Attention to non-discrimination and equality within the society are also critical human rights components in furthering development, Ms. Kohonen maintained. This, she continued, would necessitate the participation of those affected with HIV/AIDS and the disabled; but cautioned that “everything must have a balance.”
The UN specialist stressed that people’s basic human rights, such as the right to life and freedom from torture, are universal, irrespective of geographical location. She went on to argue the notion that the torture of any accused by members of any national security force ought not to be tolerated because it is a “cultural practice.”
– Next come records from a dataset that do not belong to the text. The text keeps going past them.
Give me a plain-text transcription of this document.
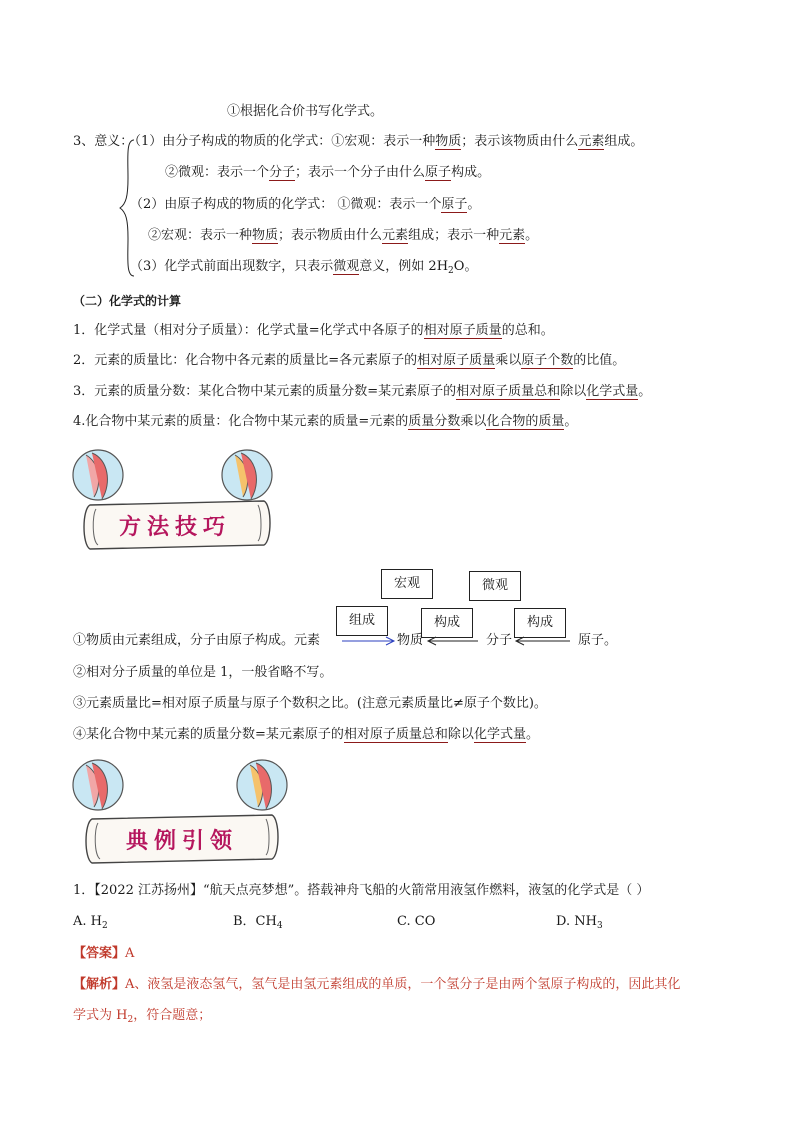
①根据化合价书写化学式。
3、意义：
（1）由分子构成的物质的化学式：①宏观：表示一种物质；表示该物质由什么元素组成。
②微观：表示一个分子；表示一个分子由什么原子构成。
（2）由原子构成的物质的化学式： ①微观：表示一个原子。
②宏观：表示一种物质；表示物质由什么元素组成；表示一种元素。
（3）化学式前面出现数字，只表示微观意义，例如 $2H_2O$。
（二）化学式的计算
1．化学式量（相对分子质量）：化学式量=化学式中各原子的相对原子质量的总和。
2．元素的质量比：化合物中各元素的质量比=各元素原子的相对原子质量乘以原子个数的比值。
3．元素的质量分数：某化合物中某元素的质量分数=某元素原子的相对原子质量总和除以化学式量。
4.化合物中某元素的质量：化合物中某元素的质量=元素的质量分数乘以化合物的质量。
方法技巧
宏观	微观
组成	构成	构成
①物质由元素组成，分子由原子构成。元素	物质	分子	原子。
②相对分子质量的单位是 1，一般省略不写。
③元素质量比=相对原子质量与原子个数积之比。(注意元素质量比≠原子个数比)。
④某化合物中某元素的质量分数=某元素原子的相对原子质量总和除以化学式量。
典例引领
1．【2022 江苏扬州】“航天点亮梦想”。搭载神舟飞船的火箭常用液氢作燃料，液氢的化学式是（ ）
A. $H_2$	B．$CH_4$	C. CO	D. $NH_3$
【答案】A
【解析】A、液氢是液态氢气，氢气是由氢元素组成的单质，一个氢分子是由两个氢原子构成的，因此其化
学式为 $H_2$，符合题意；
Ms. Kohonen also emphasised the need for accountability in the development process, saying that effective mechanisms must be in place for both the security forces and the justice system. Such systems are essential as people generally do not know their basic human rights or are unaware of where to go to seek redress when their rights have been violated, she explained. Furthermore, she expressed support for any initiative to introduce students to the constitution as this would create greater awareness of some individual’s rights, in spite of the legal jargon contained in such a document.
The UN specialist, in responding to the question of death penalty posed by a student in the audience, stressed that human rights laws do not prohibit the death penalty; but the international community wants to ensure that the accused received a fair trial and all the avenues of appeal were exhausted. She emphasized, however, that human rights conventions do not permit the execution of pregnant women and children 18 years old and under.